Edición Semanaria (Weekly Magazine)

Federal Judge Blocks Anti-Immigrant Law in Texas – Undocumented Texans are breathing a sigh of relief after a federal judge ruled to suspend the controversial Law SB4, which would have required local police to act as immigration agents and punished sanctuary cities starting on September first. Lawyer Luis Roberto Vera Jr, legal counsel for the defendants in suit against SB4, spoke with Samuel Orozco on the program Línea Abierta about the significance of this first victory, which remains a temporary one.

After Hurricane Harvey, Immigrants Face Uncertain Future – With the fear of being deported, especially after the signing of a draconian state law on immigration and with the images of the disastrous evacuation during the last hurricane still fresh, hundreds of thousands of undocumented immigrants in Texas weathered the torrential rain and wind of Hurricane Harvey by staying in their homes or with friends and family members.
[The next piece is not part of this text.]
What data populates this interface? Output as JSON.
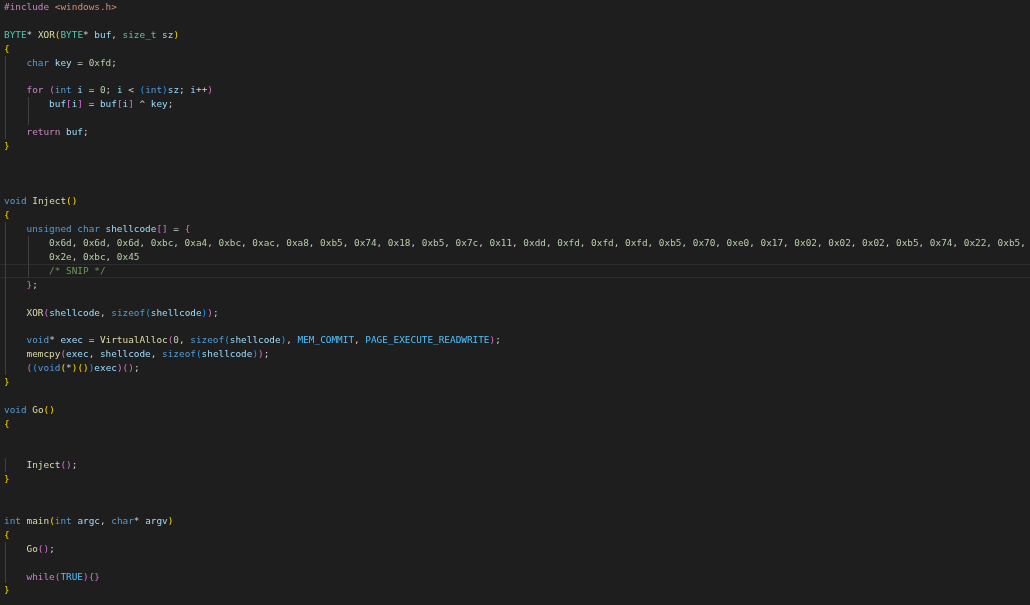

Authorities are trying to alleviate immigrants’ fears by clarifying that no federal agents will be present at centers offering food and shelter. Ruben Tapia has the stories of survivors of the tragedy as well as volunteers. This report is part of the series, “Speaking of Race.”
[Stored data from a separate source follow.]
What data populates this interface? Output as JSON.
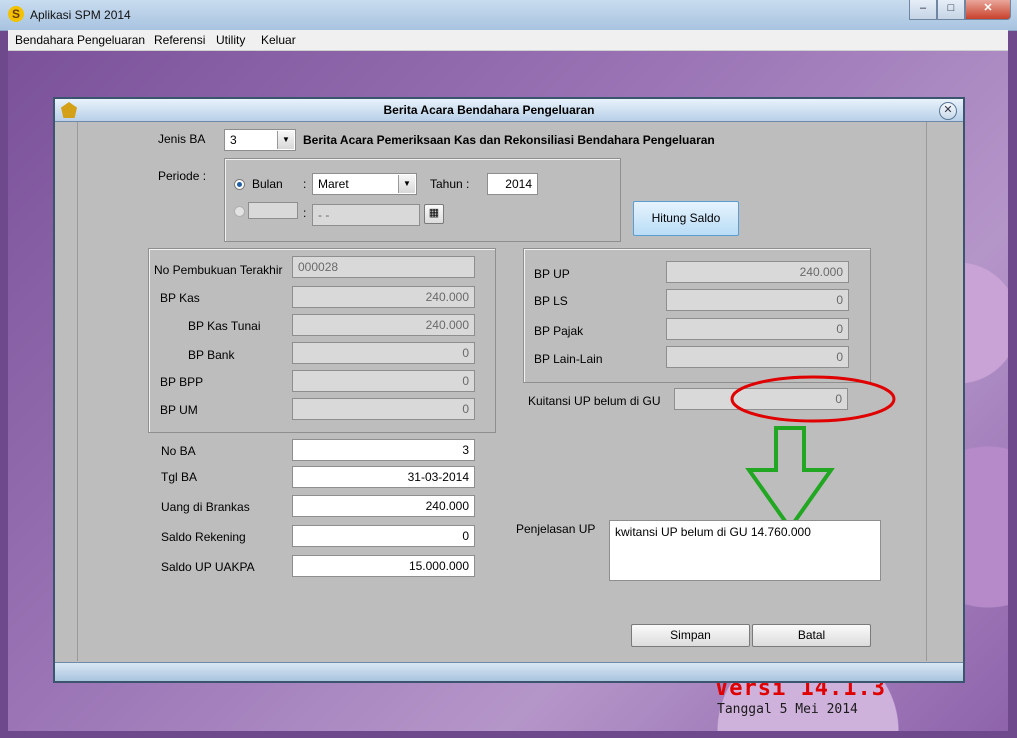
{
  "app": {
    "title": "Aplikasi SPM 2014",
    "icon_letter": "S",
    "menu": [
      "Bendahara Pengeluaran",
      "Referensi",
      "Utility",
      "Keluar"
    ],
    "version": "Versi 14.1.3",
    "build_date": "Tanggal 5 Mei 2014",
    "window_controls": {
      "minimize": "–",
      "maximize": "□",
      "close": "✕"
    }
  },
  "dialog": {
    "title": "Berita Acara Bendahara Pengeluaran",
    "close_glyph": "✕",
    "jenis_ba": {
      "label": "Jenis BA",
      "value": "3",
      "description": "Berita Acara Pemeriksaan Kas dan Rekonsiliasi Bendahara Pengeluaran"
    },
    "periode": {
      "label": "Periode :",
      "bulan_option": "Bulan",
      "colon": ":",
      "bulan_value": "Maret",
      "tahun_label": "Tahun :",
      "tahun_value": "2014",
      "date_value": "- -"
    },
    "hitung_saldo": "Hitung Saldo",
    "left_panel": {
      "no_pembukuan": {
        "label": "No Pembukuan Terakhir",
        "value": "000028"
      },
      "bp_kas": {
        "label": "BP Kas",
        "value": "240.000"
      },
      "bp_kas_tunai": {
        "label": "BP Kas Tunai",
        "value": "240.000"
      },
      "bp_bank": {
        "label": "BP Bank",
        "value": "0"
      },
      "bp_bpp": {
        "label": "BP BPP",
        "value": "0"
      },
      "bp_um": {
        "label": "BP UM",
        "value": "0"
      }
    },
    "right_panel": {
      "bp_up": {
        "label": "BP UP",
        "value": "240.000"
      },
      "bp_ls": {
        "label": "BP LS",
        "value": "0"
      },
      "bp_pajak": {
        "label": "BP Pajak",
        "value": "0"
      },
      "bp_lain": {
        "label": "BP Lain-Lain",
        "value": "0"
      }
    },
    "kuitansi": {
      "label": "Kuitansi UP belum di GU",
      "value": "0"
    },
    "form": {
      "no_ba": {
        "label": "No BA",
        "value": "3"
      },
      "tgl_ba": {
        "label": "Tgl  BA",
        "value": "31-03-2014"
      },
      "uang_brankas": {
        "label": "Uang di Brankas",
        "value": "240.000"
      },
      "saldo_rekening": {
        "label": "Saldo Rekening",
        "value": "0"
      },
      "saldo_up_uakpa": {
        "label": "Saldo UP UAKPA",
        "value": "15.000.000"
      }
    },
    "penjelasan": {
      "label": "Penjelasan UP",
      "value": "kwitansi UP belum di GU 14.760.000"
    },
    "buttons": {
      "simpan": "Simpan",
      "batal": "Batal"
    }
  },
  "annotation_colors": {
    "circle": "#e00000",
    "arrow": "#22a722"
  }
}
Presidential Pardon for ex-Sheriff Arpaio Causes Furor Among U.S. Latinos – As the devastating Hurricane Harvey battered the coast of Texas, President Trump pardoned ex-Sheriff Joe Arpaio, who was convicted of criminal contempt by a federal court in Arizona. The decision was unanimously condemned by Latino activists, Democratic lawmakers and even some Republicans. This controversial pardon reactivated civil disobedience campaigns by organizations that view the pardon a “declaration of war” against the Latino community and plan to mount a new offensive against the president and his policies, as Jose Lopez Zamorano reports from Washington. This report is part of the series, “Speaking of Race.”
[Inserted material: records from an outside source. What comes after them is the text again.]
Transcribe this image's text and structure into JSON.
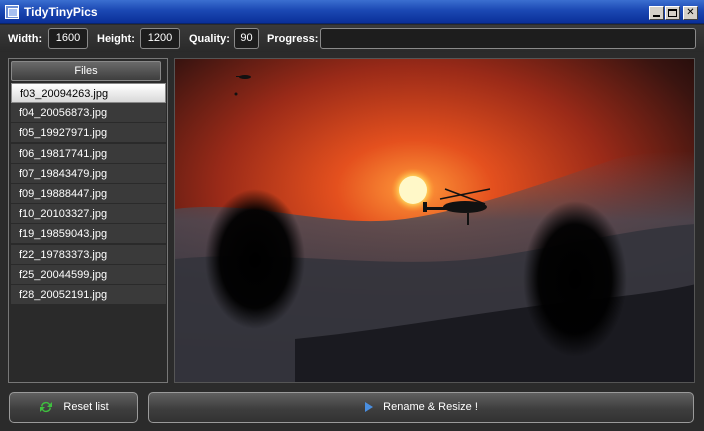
{
  "window": {
    "title": "TidyTinyPics"
  },
  "toolbar": {
    "width_label": "Width:",
    "width_value": "1600",
    "height_label": "Height:",
    "height_value": "1200",
    "quality_label": "Quality:",
    "quality_value": "90",
    "progress_label": "Progress:",
    "progress_value": 0
  },
  "files": {
    "header": "Files",
    "items": [
      "f03_20094263.jpg",
      "f04_20056873.jpg",
      "f05_19927971.jpg",
      "f06_19817741.jpg",
      "f07_19843479.jpg",
      "f09_19888447.jpg",
      "f10_20103327.jpg",
      "f19_19859043.jpg",
      "f22_19783373.jpg",
      "f25_20044599.jpg",
      "f28_20052191.jpg"
    ],
    "selected_index": 0
  },
  "buttons": {
    "reset_label": "Reset list",
    "rename_label": "Rename & Resize !"
  },
  "icons": {
    "app": "app-window-icon",
    "reset": "refresh-arrows-icon",
    "rename": "play-arrow-icon"
  },
  "colors": {
    "titlebar": "#0a2f99",
    "background": "#2b2b2b",
    "selected_item": "#ffffff",
    "reset_icon": "#3fbf3f",
    "rename_icon": "#4a8fe0"
  }
}
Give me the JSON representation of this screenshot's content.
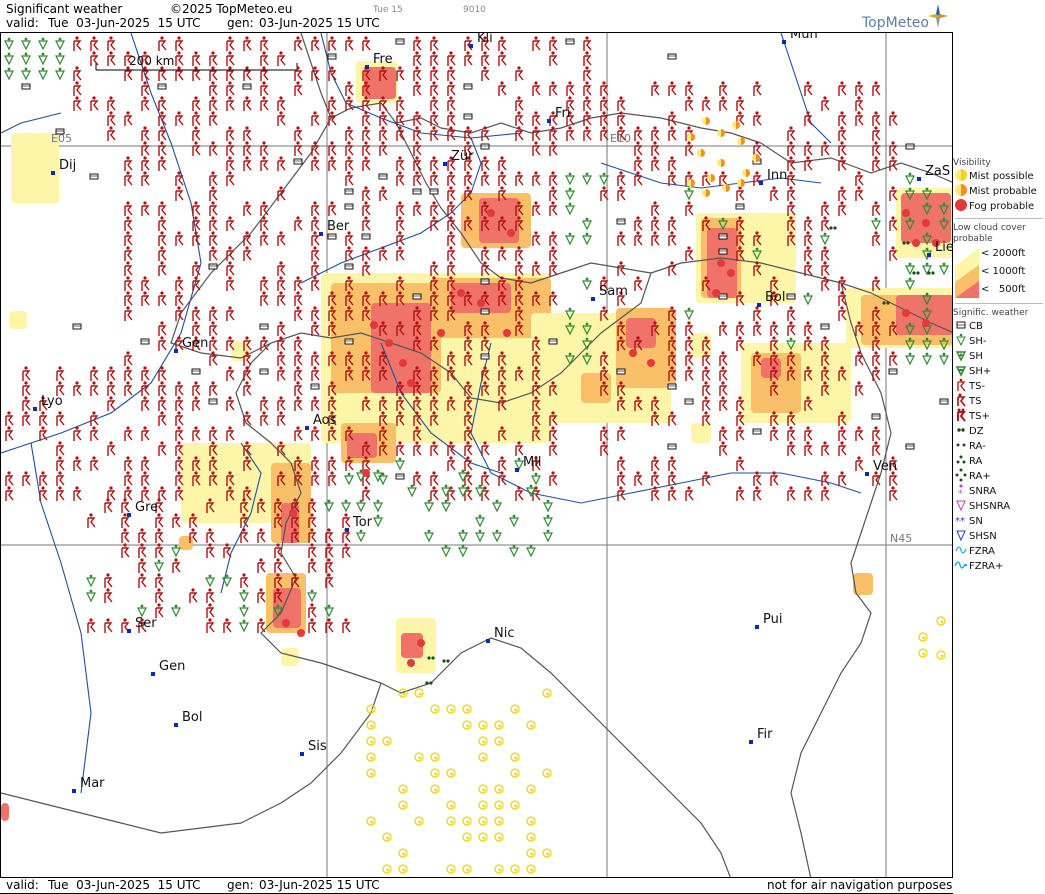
{
  "header": {
    "title": "Significant weather",
    "copyright": "©2025 TopMeteo.eu",
    "time_label": "Tue 15",
    "code": "9010",
    "valid_label": "valid:",
    "valid_value": "Tue  03-Jun-2025  15 UTC",
    "gen_label": "gen:",
    "gen_value": "03-Jun-2025 15 UTC",
    "logo": "TopMeteo"
  },
  "footer": {
    "valid_label": "valid:",
    "valid_value": "Tue  03-Jun-2025  15 UTC",
    "gen_label": "gen:",
    "gen_value": "03-Jun-2025 15 UTC",
    "disclaimer": "not for air navigation purposes"
  },
  "map": {
    "scale_label": "200 km",
    "grid_labels": {
      "e05": "E05",
      "e10": "E10",
      "n45": "N45"
    },
    "cities": [
      {
        "name": "Fre"
      },
      {
        "name": "Kli"
      },
      {
        "name": "Mun"
      },
      {
        "name": "Fri"
      },
      {
        "name": "Dij"
      },
      {
        "name": "Zür"
      },
      {
        "name": "Inn"
      },
      {
        "name": "ZaS"
      },
      {
        "name": "Ber"
      },
      {
        "name": "Lie"
      },
      {
        "name": "Sam"
      },
      {
        "name": "Bol"
      },
      {
        "name": "Gen"
      },
      {
        "name": "Lyo"
      },
      {
        "name": "Aos"
      },
      {
        "name": "Mil"
      },
      {
        "name": "Ven"
      },
      {
        "name": "Gre"
      },
      {
        "name": "Tor"
      },
      {
        "name": "Ser"
      },
      {
        "name": "Gen"
      },
      {
        "name": "Bol"
      },
      {
        "name": "Sis"
      },
      {
        "name": "Pui"
      },
      {
        "name": "Nic"
      },
      {
        "name": "Fir"
      },
      {
        "name": "Mar"
      }
    ]
  },
  "legend": {
    "visibility_title": "Visibility",
    "visibility": [
      "Mist possible",
      "Mist probable",
      "Fog probable"
    ],
    "lowcloud_title": "Low cloud cover probable",
    "lowcloud": [
      "< 2000ft",
      "< 1000ft",
      "<   500ft"
    ],
    "sigwx_title": "Signific. weather",
    "sigwx": [
      "CB",
      "SH-",
      "SH",
      "SH+",
      "TS-",
      "TS",
      "TS+",
      "DZ",
      "RA-",
      "RA",
      "RA+",
      "SNRA",
      "SHSNRA",
      "SN",
      "SHSN",
      "FZRA",
      "FZRA+"
    ]
  },
  "colors": {
    "mist_possible": "#fde978",
    "mist_probable": "#f78f1e",
    "fog_probable": "#e2393a",
    "cloud_2000": "#fdf6a8",
    "cloud_1000": "#f9c069",
    "cloud_500": "#f0736a",
    "ts": "#b01010",
    "sh": "#2e8b2e",
    "river": "#1f4fa0",
    "border": "#505050",
    "grid": "#777777"
  }
}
Trump Under Pressure Not to Cancel DACA Program – Just days before the end of the deadline ultra-conservative Republicans gave President Trump to eliminate the DACA program, allies of young immigrants redoubled their efforts in a national campaign with phone calls, demonstrations in the street, and meetings in states around the country urging Trump to continue protections for these young people. More than 800,000 immigrants who arrived in the United States as children have benefitted from this temporary permission in the five years it has been in effect. Valeria Fernández reports from Phoenix, Arizona.